‘Almost certain’ Sean Quinn family behind €10m asset-stripping of company, says judge

‘Elaborate scheme’ used despite court orders prohibiting such actions

The State-owned Irish Bank Resolution Corporation, in special liquidation, is pursuing Sean Quinn snr. Photograph: Collins

The State-owned Irish Bank Resolution Corporation, in special liquidation, is pursuing Sean Quinn snr. Photograph: Collins


It is “almost certain” that the family of the former billionaire Sean Quinn were behind an elaborate scheme used to extract $12.5 million (€10.18 million) from a company in India, the High Court has said.

Mr Justice Robert Haughton, in the course of the judgment, said that Willam Smit, of Senat Legal Consultancy, Dubai, was part of the “elaborate scheme” designed to asset-strip the Indian company, despite knowing that the Irish courts had issued orders prohibiting such transactions.

He also found that Mr Smit” “knew well” what the effect of what he was doing would be, that he consciously helped members of the Quinn family by doing so, and that that he did this “for reward”.

Mr Smit had made sworn affidavits that were considered by the court but, after certain matters arose on day one of the proceedings, he was not available for consultations with his Irish legal team. They subsequently applied to come off record.

‘Conspiracy case’

The ruling by Mr Justice Haughton was made in the so-called “conspiracy case” where the State-owned Irish Bank Resolution Corporation (IBRC), in special liquidation, is pursuing Sean Quinn snr, Sean Quinn jnr, Ciara, Colette, Brenda and Aoife Quinn, as well as Stephen Kelly, Peter Darragh Quinn, Niall McPartland and a number of legal entities, including Senat. The ruling was made last month but has not been previously reported.

The bank is alleging a conspiracy to place valuable international properties worth hundreds of millions of euro beyond the reach of the IBRC. The case was initiated in 2011 and is ongoing.

The ruling by Mr Justice Haughton is pending the full hearing of a matter. It is not anticipated that the case will come to a full hearing for some time.

The hearings last month involved a business park, Q City, in Hyderabad, India, that was part of the international portfolio of properties put in place by the former billionaire prior to the collapse of his business empire.

Mr Smit is a director of Dubai company Mecon, which owns shares in Indian company Mack Soft, which, in turn, owns Q City.
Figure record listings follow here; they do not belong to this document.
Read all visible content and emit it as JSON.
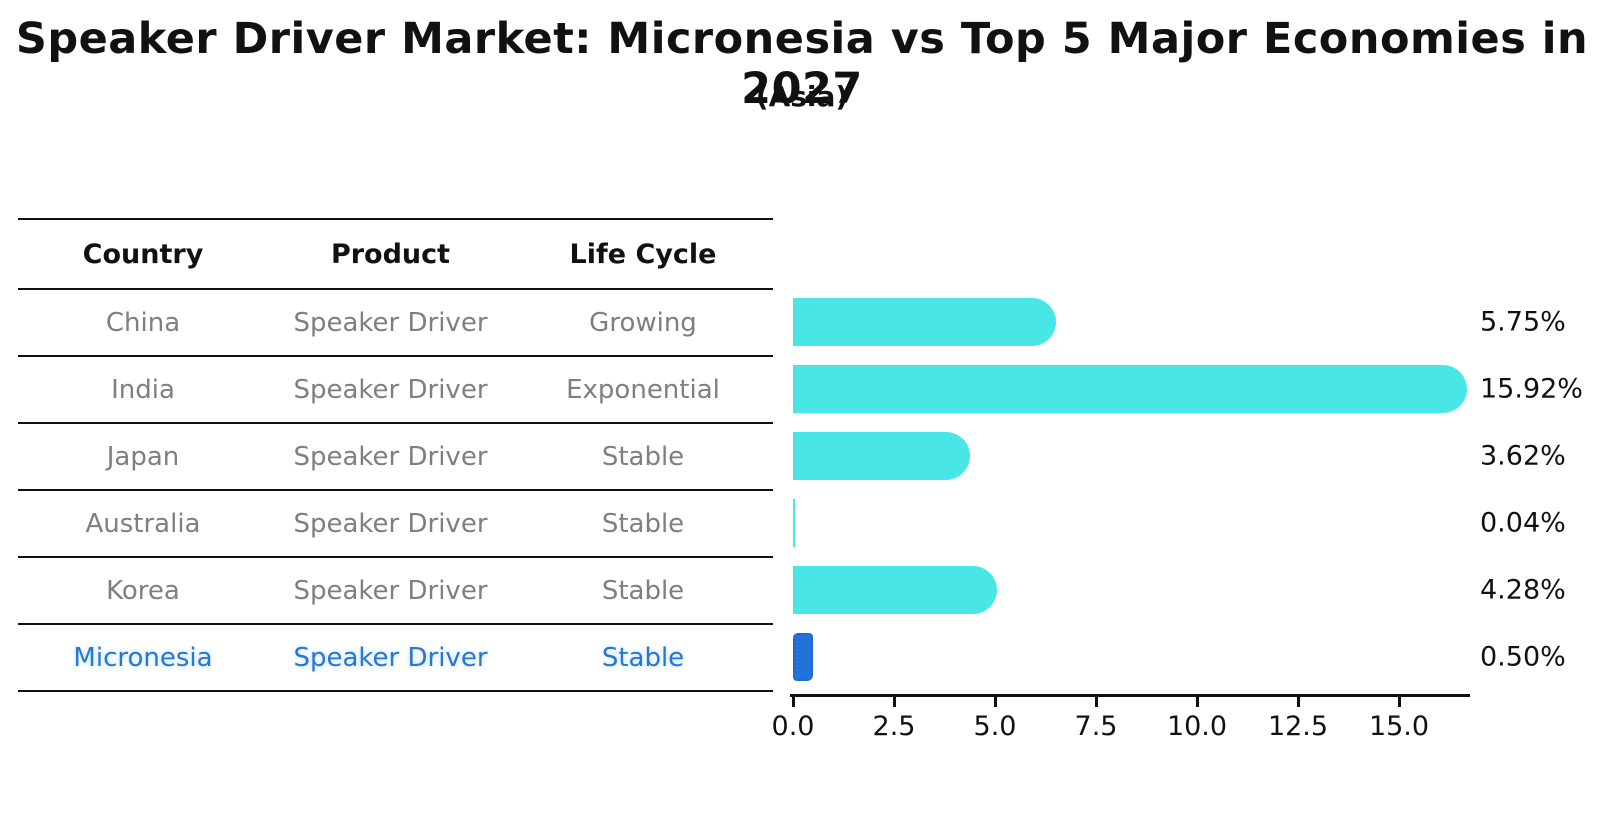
{
  "title": "Speaker Driver Market: Micronesia vs Top 5 Major Economies in 2027",
  "subtitle": "(Asia)",
  "table": {
    "headers": [
      "Country",
      "Product",
      "Life Cycle"
    ],
    "rows": [
      {
        "country": "China",
        "product": "Speaker Driver",
        "life_cycle": "Growing"
      },
      {
        "country": "India",
        "product": "Speaker Driver",
        "life_cycle": "Exponential"
      },
      {
        "country": "Japan",
        "product": "Speaker Driver",
        "life_cycle": "Stable"
      },
      {
        "country": "Australia",
        "product": "Speaker Driver",
        "life_cycle": "Stable"
      },
      {
        "country": "Korea",
        "product": "Speaker Driver",
        "life_cycle": "Stable"
      },
      {
        "country": "Micronesia",
        "product": "Speaker Driver",
        "life_cycle": "Stable"
      }
    ],
    "highlighted_row": "Micronesia"
  },
  "chart_data": {
    "type": "bar",
    "orientation": "horizontal",
    "categories": [
      "China",
      "India",
      "Japan",
      "Australia",
      "Korea",
      "Micronesia"
    ],
    "values": [
      5.75,
      15.92,
      3.62,
      0.04,
      4.28,
      0.5
    ],
    "value_labels": [
      "5.75%",
      "15.92%",
      "3.62%",
      "0.04%",
      "4.28%",
      "0.50%"
    ],
    "xticks": [
      0.0,
      2.5,
      5.0,
      7.5,
      10.0,
      12.5,
      15.0
    ],
    "xtick_labels": [
      "0.0",
      "2.5",
      "5.0",
      "7.5",
      "10.0",
      "12.5",
      "15.0"
    ],
    "xlim": [
      0,
      16.8
    ],
    "grid": false,
    "legend": false,
    "bar_color": "#48E7E6",
    "highlight_color": "#2173DB",
    "highlight_index": 5
  },
  "colors": {
    "bar_cyan": "#48E7E6",
    "bar_blue": "#2173DB",
    "table_text_gray": "#7f7f7f",
    "highlight_text_blue": "#2878CE",
    "axis_black": "#111111"
  }
}
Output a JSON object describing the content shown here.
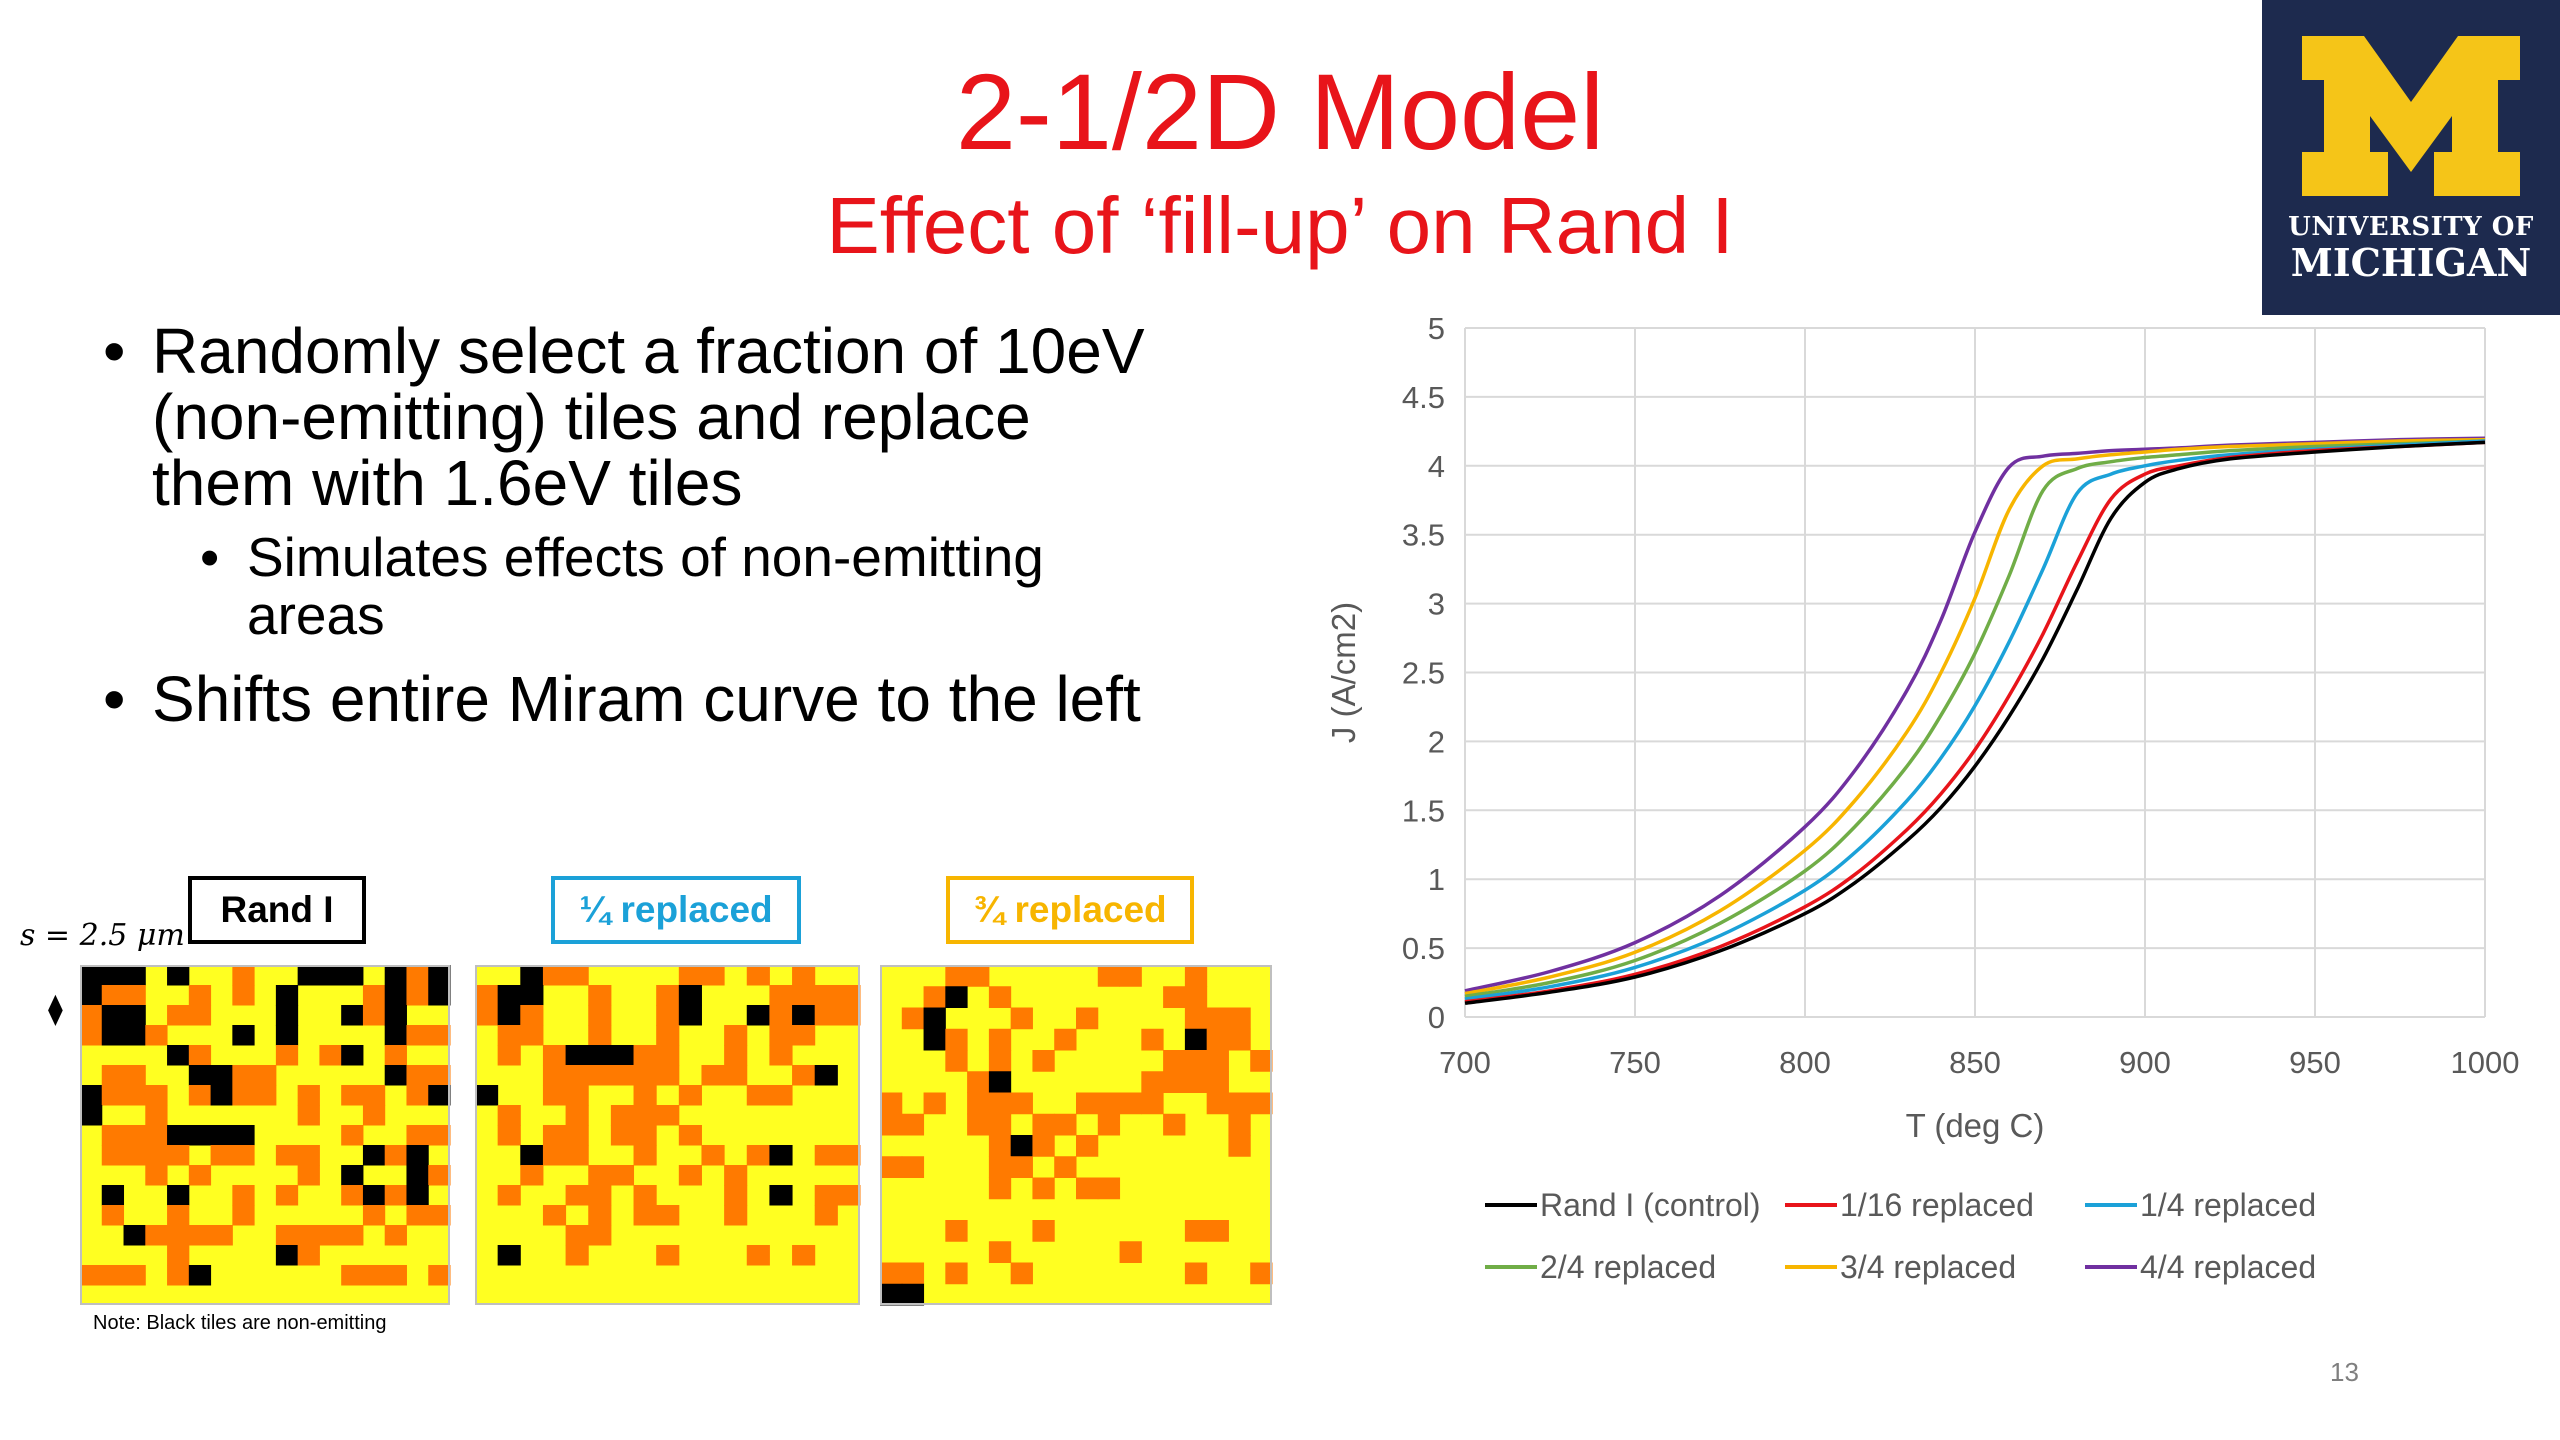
{
  "slide": {
    "title": "2-1/2D Model",
    "subtitle": "Effect of ‘fill-up’ on Rand I",
    "page_number": "13"
  },
  "logo": {
    "letter": "M",
    "line1": "UNIVERSITY OF",
    "line2": "MICHIGAN",
    "colors": {
      "background": "#1d2a4e",
      "maize": "#f5c518"
    }
  },
  "bullets": [
    {
      "text": "Randomly select a fraction of 10eV (non-emitting) tiles and replace them with 1.6eV tiles",
      "sub": [
        "Simulates effects of non-emitting areas"
      ]
    },
    {
      "text": "Shifts entire Miram curve to the left",
      "sub": []
    }
  ],
  "grids": {
    "scale_label": "s = 2.5 μm",
    "diamond_symbol": "⧫",
    "note": "Note: Black tiles are non-emitting",
    "colors": {
      "black": "#000000",
      "orange": "#ff7a00",
      "yellow": "#ffff21"
    },
    "panels": [
      {
        "label": "Rand I",
        "label_border": "#000000",
        "label_color": "#000000",
        "rows": [
          "00KY0YYOYY000YKO0",
          "0OOYYOYOYKYYYOKO0",
          "OKKYOOYYYKYYKOKYY",
          "OKKOYYYKYKYYYYKOO",
          "YYYYKOYYYOYOKYOYY",
          "YOOYYKKOOYYYYYKOO",
          "KOOOYOKOOYOYOOYOK",
          "KYYOYYYYYYOYYOYYY",
          "YOOOKKKKYYYYOYYOO",
          "YOOOOYOOYOOYYKOKY",
          "YYYOYOYYYYOYKYYKO",
          "YKYYKYYOYOYYOKOKY",
          "YOYYOYYOYYYYYOYOO",
          "YYKOOOOYYOOOOYOYY",
          "YYYYOYYYYKOYYYYYY",
          "OOOYOKYYYYYYOOOYO",
          "YYYYYYYYYYYYYYYYY"
        ]
      },
      {
        "label": "¼ replaced",
        "label_border": "#1ba1d8",
        "label_color": "#1ba1d8",
        "rows": [
          "YYKOOYYYYOOYOYOYY",
          "OKKYYOYYOKYYYOOOO",
          "OKOYYOYYOKYYKOKOO",
          "YOOYYOYYOYYOYOOYY",
          "YOYOKKKOOYYOYOYYY",
          "YYYOOOOOOYOOYYOKY",
          "KYYOOYYOYOYYOOYYY",
          "YOYYOYOOOYYYYYYYY",
          "YOYOOYOOYOYYYYYYY",
          "YYKOOYYOYYOYOKYOO",
          "YYOYYOOYYOYOYYYYY",
          "YOYYOOYOYYYOYKYOO",
          "YYYOYOYOOYYOYYYOY",
          "YYYYOOYYYYYYYYYYY",
          "YKYYOYYYOYYYOYOYY",
          "YYYYYYYYYYYYYYYYY",
          "YYYYYYYYYYYYYYYYY"
        ]
      },
      {
        "label": "¾ replaced",
        "label_border": "#f7b500",
        "label_color": "#f7b500",
        "rows": [
          "YYYOOYYYYYOOYYOYYY",
          "YYOKYOYYYYYYYOOYYY",
          "YOKYYYOYYOYYYYOOOY",
          "YYKOYOYYOYYYOYKOOY",
          "YYYOYOYOYYYYYOOOYO",
          "YYYYOKYYYYYYOOOOYY",
          "OYOYOOOYYOOOOYYOOO",
          "OOYYOOYOOYOYYOYYOY",
          "YYYYYOKOYOYYYYYYOY",
          "OOYYYOOYOYYYYYYYYY",
          "YYYYYOYOYOOYYYYYYY",
          "YYYYYYYYYYYYYYYYYY",
          "YYYOYYYOYYYYYYOOYY",
          "YYYYYOYYYYYOYYYYYY",
          "OOYOYYOYYYYYYYOYYO",
          "KKYYYYYYYYYYYYYYYY"
        ]
      }
    ]
  },
  "chart_data": {
    "type": "line",
    "title": "",
    "xlabel": "T (deg C)",
    "ylabel": "J (A/cm2)",
    "xlim": [
      700,
      1000
    ],
    "ylim": [
      0,
      5
    ],
    "x_ticks": [
      "700",
      "750",
      "800",
      "850",
      "900",
      "950",
      "1000"
    ],
    "y_ticks": [
      "0",
      "0.5",
      "1",
      "1.5",
      "2",
      "2.5",
      "3",
      "3.5",
      "4",
      "4.5",
      "5"
    ],
    "grid": true,
    "legend_position": "bottom",
    "x": [
      700,
      725,
      750,
      775,
      800,
      815,
      830,
      840,
      850,
      860,
      870,
      880,
      890,
      900,
      910,
      925,
      950,
      975,
      1000
    ],
    "series": [
      {
        "name": "Rand I (control)",
        "color": "#000000",
        "values": [
          0.1,
          0.18,
          0.29,
          0.48,
          0.75,
          0.98,
          1.28,
          1.52,
          1.82,
          2.18,
          2.6,
          3.1,
          3.62,
          3.88,
          3.98,
          4.05,
          4.1,
          4.14,
          4.17
        ]
      },
      {
        "name": "1/16 replaced",
        "color": "#e8141a",
        "values": [
          0.11,
          0.19,
          0.31,
          0.51,
          0.8,
          1.04,
          1.36,
          1.62,
          1.94,
          2.33,
          2.78,
          3.3,
          3.76,
          3.94,
          4.0,
          4.06,
          4.11,
          4.14,
          4.17
        ]
      },
      {
        "name": "1/4 replaced",
        "color": "#1ba1d8",
        "values": [
          0.13,
          0.22,
          0.36,
          0.59,
          0.92,
          1.2,
          1.57,
          1.88,
          2.26,
          2.72,
          3.25,
          3.8,
          3.94,
          4.0,
          4.04,
          4.08,
          4.12,
          4.15,
          4.18
        ]
      },
      {
        "name": "2/4 replaced",
        "color": "#70ad47",
        "values": [
          0.15,
          0.25,
          0.41,
          0.68,
          1.06,
          1.39,
          1.82,
          2.19,
          2.64,
          3.2,
          3.82,
          3.98,
          4.03,
          4.06,
          4.08,
          4.11,
          4.14,
          4.16,
          4.18
        ]
      },
      {
        "name": "3/4 replaced",
        "color": "#f7b500",
        "values": [
          0.17,
          0.29,
          0.47,
          0.77,
          1.21,
          1.58,
          2.07,
          2.5,
          3.04,
          3.68,
          4.0,
          4.05,
          4.08,
          4.1,
          4.12,
          4.14,
          4.16,
          4.18,
          4.19
        ]
      },
      {
        "name": "4/4 replaced",
        "color": "#7030a0",
        "values": [
          0.19,
          0.33,
          0.54,
          0.88,
          1.38,
          1.8,
          2.37,
          2.88,
          3.52,
          3.99,
          4.07,
          4.09,
          4.11,
          4.12,
          4.13,
          4.15,
          4.17,
          4.19,
          4.2
        ]
      }
    ]
  }
}
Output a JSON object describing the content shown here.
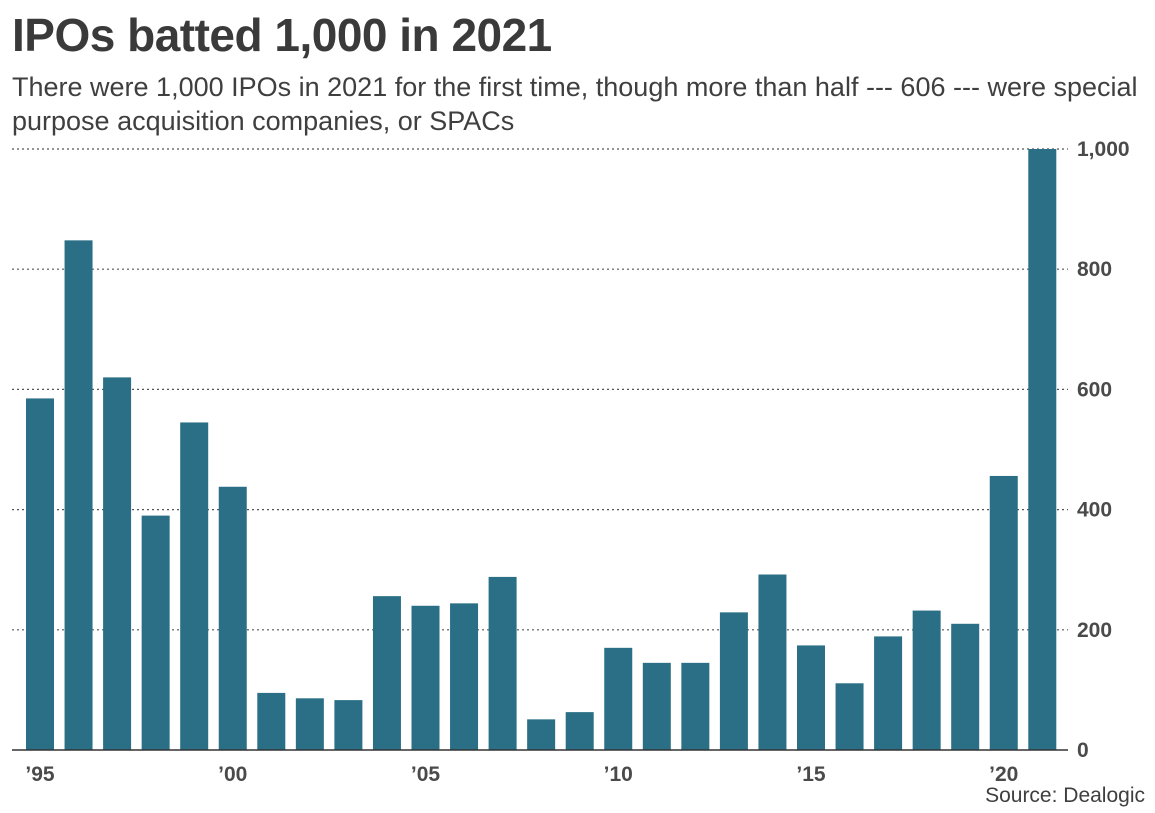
{
  "chart_data": {
    "type": "bar",
    "title": "IPOs batted 1,000 in 2021",
    "subtitle": "There were 1,000 IPOs in 2021 for the first time, though more than half --- 606 --- were special purpose acquisition companies, or SPACs",
    "source": "Source: Dealogic",
    "categories": [
      1995,
      1996,
      1997,
      1998,
      1999,
      2000,
      2001,
      2002,
      2003,
      2004,
      2005,
      2006,
      2007,
      2008,
      2009,
      2010,
      2011,
      2012,
      2013,
      2014,
      2015,
      2016,
      2017,
      2018,
      2019,
      2020,
      2021
    ],
    "values": [
      585,
      848,
      620,
      390,
      545,
      438,
      95,
      86,
      83,
      256,
      240,
      244,
      288,
      51,
      63,
      170,
      145,
      145,
      229,
      292,
      174,
      111,
      189,
      232,
      210,
      456,
      1000
    ],
    "x_tick_labels": [
      {
        "year": 1995,
        "label": "’95"
      },
      {
        "year": 2000,
        "label": "’00"
      },
      {
        "year": 2005,
        "label": "’05"
      },
      {
        "year": 2010,
        "label": "’10"
      },
      {
        "year": 2015,
        "label": "’15"
      },
      {
        "year": 2020,
        "label": "’20"
      }
    ],
    "y_ticks": [
      0,
      200,
      400,
      600,
      800,
      1000
    ],
    "y_tick_labels": [
      "0",
      "200",
      "400",
      "600",
      "800",
      "1,000"
    ],
    "ylim": [
      0,
      1000
    ],
    "grid": "dotted horizontal",
    "y_axis_side": "right",
    "xlabel": "",
    "ylabel": "",
    "colors": {
      "bar": "#2a6f85",
      "text": "#3a3a3a",
      "grid": "#555555",
      "axis": "#333333"
    }
  }
}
In January, the High Court appointed a receiver over the Mack Soft shares, on the application of the IBRC liquidators.

The court heard that Q City has generated rent of at least $36 million since 2011. In June of that year, Mecon got shares in Mack Soft for $90,000, giving the Dubai company control of the Indian one.

The IBRC claimed that, since then, $15 million at least has been extracted from Mack Soft by way of bogus software contracts and fee payments and that further asset stripping is expected.

IBRC claim

New evidence supporting the IBRC claim was discovered in Hong Kong in 2017, following the securing of an order there against a company called Orient Guide Investments.

The bogus software deals resulted in $12.5 million going from Mack Soft to Orient in Hong Kong and from there to a company associated with Senat in Dubai called Isaad FZE, the court was told. It is likely that the funds have since been transferred on to some other entity, the court noted.

An insolvency practitioner found no evidence of Mack Soft receiving any software “less still software that might have cost $12.5 million”.

Mr Justice Haughton noted that Mr Smit, in an affidavit, had said Orient was a company requested by a client of Senat, but did not name the client.

“I am satisfied that, having considered all of the evidence before the court, that the probability, indeed almost certainty, is that the client was the Quinn family,” Mr Justice Haughton said.